El alma del mercadillo lo da Josefa, quien desde hace 20 años, viste a Melilla de peinetas, flores y mantones

Los puestos comerciales adosados a las casetas se convierten en el termómetro popular de una feria que factura ya seis millones de euros

En la Feria de 2025, el tacto se ha convertido en el sentido más democrático de todos. Mientras los ojos se saturan de faroles y los oídos se abruman de música, las manos descubren texturas en cada puesto del mercadillo que flanquea las casetas. Aquí se palpa la seda auténtica del mantón, se acaricia la rugosidad artificial de las flores de plástico, se sopesa el metal barato que imita la plata vieja en los pendientes. El tacto no miente: distingue entre lo verdadero y lo simulado, entre lo que dura y lo que se desvanece. Y en este universo táctil donde cada cliente busca llevarse un pedazo de Andalucía entre los dedos, hay un puesto que se ha convertido en la meca de quienes aún creen que la tradición se puede tocar.
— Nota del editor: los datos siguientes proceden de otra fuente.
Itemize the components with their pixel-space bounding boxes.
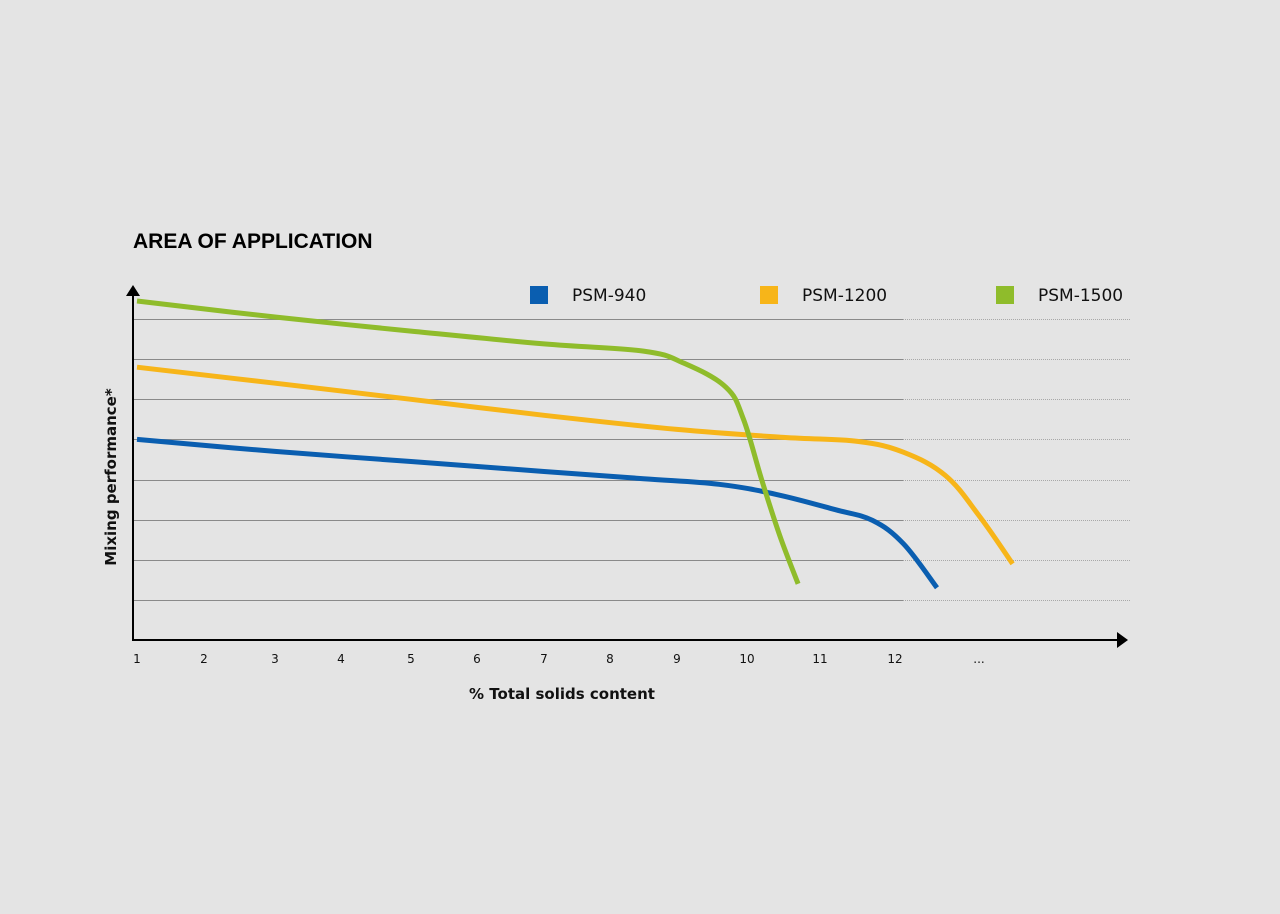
x-tick-label: 6 <box>473 652 481 666</box>
x-tick-label: 11 <box>812 652 827 666</box>
x-tick-label: 8 <box>606 652 614 666</box>
legend-label-psm-940: PSM-940 <box>572 286 646 306</box>
x-tick-label: 10 <box>739 652 754 666</box>
legend: PSM-940 PSM-1200 PSM-1500 <box>530 286 1123 306</box>
x-axis-title: % Total solids content <box>469 685 655 703</box>
chart-title: AREA OF APPLICATION <box>133 230 373 253</box>
y-axis-title: Mixing performance* <box>102 388 120 566</box>
grid-lines <box>134 319 1130 601</box>
series-line-psm-940 <box>136 436 939 590</box>
x-tick-label: ... <box>973 652 984 666</box>
y-axis-arrow <box>126 285 140 296</box>
legend-swatch-psm-1500 <box>996 286 1014 304</box>
x-tick-label: 1 <box>133 652 141 666</box>
x-tick-label: 3 <box>271 652 279 666</box>
axes <box>126 285 1128 648</box>
series-line-psm-1500 <box>136 298 801 585</box>
x-tick-label: 7 <box>540 652 548 666</box>
x-tick-label: 9 <box>673 652 681 666</box>
x-tick-label: 2 <box>200 652 208 666</box>
x-tick-labels: 1 2 3 4 5 6 7 8 9 10 11 12... <box>133 652 985 666</box>
legend-swatch-psm-940 <box>530 286 548 304</box>
x-axis-arrow <box>1117 632 1128 648</box>
x-tick-label: 12 <box>887 652 902 666</box>
series-line-psm-1200 <box>136 364 1015 566</box>
legend-label-psm-1200: PSM-1200 <box>802 286 887 306</box>
x-tick-label: 4 <box>337 652 345 666</box>
legend-swatch-psm-1200 <box>760 286 778 304</box>
series-group <box>136 298 1015 590</box>
x-tick-label: 5 <box>407 652 415 666</box>
legend-label-psm-1500: PSM-1500 <box>1038 286 1123 306</box>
María Josefa tiene las manos curtidas de tanto doblar tela y los ojos que brillan cuando habla de herencias. No de las que van en testamentos, sino de esas que se pasan de generación en generación como quien entrega el testigo de una carrera que nunca termina. Su puesto, pegado a las casetas como una lapa dorada, es estos días el más concurrido de cuantos flanquean el real ferial. Y no es casualidad.

"Esto es una empresa familiar, por así decirlo", dice mientras coloca un mantón de Manila que vale más que muchos sueldos mileuristas. A sus pies, un mare mágnum de flores de plástico que parecen más reales que las naturales, pendientes que desafían las leyes de la gravedad y abanicos que cuando se abren susurran secretos de madrugada.

En estos primeros días de feria, cuando el asfalto todavía no ha absorbido del todo el aroma a manzanilla y los tacones aún no han encontrado su ritmo definitivo, el puesto de María Josefa se erige como una brújula que apunta siempre al norte de la tradición andaluza. "Este año lo que más se lleva es el mantón de Manila. El mantón y las flores", explica con esa sabiduría que solo dan dos décadas vendiendo identidad a precio de mercado.

En realidad, es tanta la conexión por los años dedicados que ahora, ayuda a su hija, entre el tumulto del tacto. "Ella tiene aún más gusto que yo", confiesa con ese orgullo maternal que no entiende de competencias. Entre madre e hija han levantado un pequeño imperio de lo auténtico en plena era de lo postizo. Porque aquí, paradójicamente, lo postizo es más auténtico que nunca.

"Antes era más flamenca", suspira María Josefa recordando ediciones pasadas. Y en ese suspiro cabe toda una tesis doctoral sobre la transformación de las tradiciones populares en tiempos de turismo de masas. "Había una frontera abierta... La moneda, el cambio de la moneda". Se refiere a los tiempos en que el real no estaba en este emplazamiento, cuando la feria tenía otro sabor, otra textura, otra verdad.

Pero no se queja. Los negocios familiares aprenden a adaptarse o mueren. Y el suyo, que lleva "veinte años vendiendo cosas nuevas", ha sabido leer los nuevos tiempos. "A todo el ayuntamiento le he vendido", presume con esa ironía sevillana que convierte los cumplidos en armas de doble filo.

Los datos oficiales hablan de una feria que este año podría facturar seis millones de euros. María Josefa, desde su atalaya de telas y bisutería, es testigo privilegiado de esa realidad económica que se mueve entre rebujitos y sevillanas. "Así se vende, así se gana", sentencia con pragmatismo de comerciante de toda la vida.

"Que no se pierda el extremo andaluz, el flamenco, el pendiente, el abanico, la flor, y ese taconeo", dice como quien recita una oración laica. Porque su puesto no es solo un negocio. Es un altar portátil donde se venera esa Andalucía que existe más en el imaginario colectivo que en la realidad, pero que por eso mismo resulta más necesaria que nunca.

En estos primeros días de feria, mientras las casetas se llenan y se vacían como mareas humanas, el puesto de María Josefa permanece como un faro. Un lugar donde la tradición se vende al mejor postor, pero donde también se preserva para las generaciones futuras. Aunque sea envuelta en celofán y con etiqueta de precio.